Most of the studies on miR‐125a‐3p/5p found that it was a tumor suppressor and was downregulated in lung cancer. Higher expression of miR‐125a may predict better survival in NSCLC patients.14, 34, 35, 36, 37Wang et al reported that miR‐125a, as a metastatic suppressor in lung cancer cells, activated by epidermal growth factor receptor (EGFR) signaling, inhibits tumorigenesis and tube formation.38 In our study, rs8111742 located 1033bp upstream of miR‐125a was associated with better survival in NSCLC patients. The SNP in A549 is marked by both enhancer (H3K4me1 and H3K27ac) and promoter (H3K4me3 and H3K9ac) according to HaploReg, indicating the region is active regulatory elements. It is possible that rs811742 might change the activity of the regulatory elements that harbor it, thus change the expression of miR‐125a, which is associated with the survival of NSCLC.

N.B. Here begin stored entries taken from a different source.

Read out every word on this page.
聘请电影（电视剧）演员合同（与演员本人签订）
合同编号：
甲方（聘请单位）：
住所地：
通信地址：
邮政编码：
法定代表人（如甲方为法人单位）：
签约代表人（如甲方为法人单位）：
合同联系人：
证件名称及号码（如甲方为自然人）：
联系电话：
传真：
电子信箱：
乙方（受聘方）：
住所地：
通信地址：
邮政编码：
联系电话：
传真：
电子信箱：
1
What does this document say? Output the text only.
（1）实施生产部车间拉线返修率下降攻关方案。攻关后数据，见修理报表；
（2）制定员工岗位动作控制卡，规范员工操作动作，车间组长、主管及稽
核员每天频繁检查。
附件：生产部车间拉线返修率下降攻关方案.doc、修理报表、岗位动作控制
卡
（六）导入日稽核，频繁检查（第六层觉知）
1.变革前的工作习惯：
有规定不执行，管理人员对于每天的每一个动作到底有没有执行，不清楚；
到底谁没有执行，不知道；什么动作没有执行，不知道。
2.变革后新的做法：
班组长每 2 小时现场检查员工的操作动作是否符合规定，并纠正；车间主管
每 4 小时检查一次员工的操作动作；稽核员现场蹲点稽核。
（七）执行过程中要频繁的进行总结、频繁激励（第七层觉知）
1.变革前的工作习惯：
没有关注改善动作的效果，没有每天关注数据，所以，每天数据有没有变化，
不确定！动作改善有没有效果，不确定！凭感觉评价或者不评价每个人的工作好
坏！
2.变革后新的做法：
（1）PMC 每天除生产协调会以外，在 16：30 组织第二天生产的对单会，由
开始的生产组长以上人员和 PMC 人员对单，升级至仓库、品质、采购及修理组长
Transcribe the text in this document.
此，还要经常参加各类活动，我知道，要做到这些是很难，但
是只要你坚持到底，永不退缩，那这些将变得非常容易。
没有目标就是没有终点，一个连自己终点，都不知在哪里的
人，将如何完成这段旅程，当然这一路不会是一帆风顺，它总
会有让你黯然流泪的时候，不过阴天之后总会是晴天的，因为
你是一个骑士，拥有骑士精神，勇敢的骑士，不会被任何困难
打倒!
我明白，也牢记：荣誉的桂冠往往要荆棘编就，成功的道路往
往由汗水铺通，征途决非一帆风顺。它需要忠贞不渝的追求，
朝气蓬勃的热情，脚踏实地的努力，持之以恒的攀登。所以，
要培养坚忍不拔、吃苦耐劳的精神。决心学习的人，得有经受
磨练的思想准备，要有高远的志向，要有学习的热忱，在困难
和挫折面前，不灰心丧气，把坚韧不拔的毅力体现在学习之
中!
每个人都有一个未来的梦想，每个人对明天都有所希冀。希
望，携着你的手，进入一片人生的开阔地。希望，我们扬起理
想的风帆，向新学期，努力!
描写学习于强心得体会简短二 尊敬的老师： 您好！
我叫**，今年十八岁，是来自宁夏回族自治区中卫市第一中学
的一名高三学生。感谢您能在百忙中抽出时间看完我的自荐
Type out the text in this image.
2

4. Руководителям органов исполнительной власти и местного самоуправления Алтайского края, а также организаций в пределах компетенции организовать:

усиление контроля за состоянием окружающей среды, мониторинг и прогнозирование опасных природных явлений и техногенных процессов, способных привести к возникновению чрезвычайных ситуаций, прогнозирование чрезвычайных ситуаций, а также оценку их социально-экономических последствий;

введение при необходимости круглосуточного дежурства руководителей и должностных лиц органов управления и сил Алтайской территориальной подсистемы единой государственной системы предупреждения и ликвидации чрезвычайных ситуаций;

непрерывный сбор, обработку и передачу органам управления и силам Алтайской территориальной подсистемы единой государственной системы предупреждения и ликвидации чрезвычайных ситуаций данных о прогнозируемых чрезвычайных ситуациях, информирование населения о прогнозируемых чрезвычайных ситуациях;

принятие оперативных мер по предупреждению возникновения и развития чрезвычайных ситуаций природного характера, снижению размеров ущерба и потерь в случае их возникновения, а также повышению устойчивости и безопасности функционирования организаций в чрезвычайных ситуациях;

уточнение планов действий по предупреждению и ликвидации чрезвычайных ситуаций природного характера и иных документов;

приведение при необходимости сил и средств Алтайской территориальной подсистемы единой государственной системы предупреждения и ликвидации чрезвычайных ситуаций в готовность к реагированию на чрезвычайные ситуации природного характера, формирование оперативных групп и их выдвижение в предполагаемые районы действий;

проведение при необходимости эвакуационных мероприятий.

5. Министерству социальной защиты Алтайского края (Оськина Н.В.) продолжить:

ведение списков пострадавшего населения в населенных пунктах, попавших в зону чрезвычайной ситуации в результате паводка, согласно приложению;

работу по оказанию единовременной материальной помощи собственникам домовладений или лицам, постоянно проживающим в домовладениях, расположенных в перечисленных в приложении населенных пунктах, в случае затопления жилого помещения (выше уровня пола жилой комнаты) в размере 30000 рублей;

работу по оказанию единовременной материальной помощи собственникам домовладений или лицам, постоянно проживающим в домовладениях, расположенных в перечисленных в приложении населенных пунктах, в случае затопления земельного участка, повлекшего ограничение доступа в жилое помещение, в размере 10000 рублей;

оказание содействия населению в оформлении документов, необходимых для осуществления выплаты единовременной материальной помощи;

Several limitations of our study are needed to be addressed. First of all, a relatively small sample size could confine the statistical power of the study, especially in the interaction analysis, and additional larger scale population‐based studies are needed to reinforce the reliability of our results. Secondly, as a hospital‐based study, intrinsic selection bias cannot be entirely excluded. Thirdly, when taking multi comparison into consideration, two SNPs remained significant (P adj=0.023 for both rs2241490 and rs512932) except rs8111742 (P adj = 0.056) in dominant models after using false discovery rate (FDR). Finally, although higher luciferase activity of reporter plasmids containing rs512932 variant G allele in three cell lines was observed, evidence from lung cancer tissue with the same origin of the blood specimen analyzed was limited. And we were unable to clarify real biological effects derived from allele difference. Further functional studies on cell lines or tissues may help to confirm and expand our findings. Nevertheless, this is the first ever to examine the association between the polymorphisms of miR‐125 family and prognosis of NSCLC, and provided valuable information for future researches and clinical practice.

This study indicated that rs2241490, rs512932 and rs8111742 in miR‐125 family were associated with the prognosis of NSCLC patients in a Chinese population. Larger population‐based and functional studies are needed to verify these findings.

CONFLICT OF INTEREST

The authors have declared that no competing interests exist.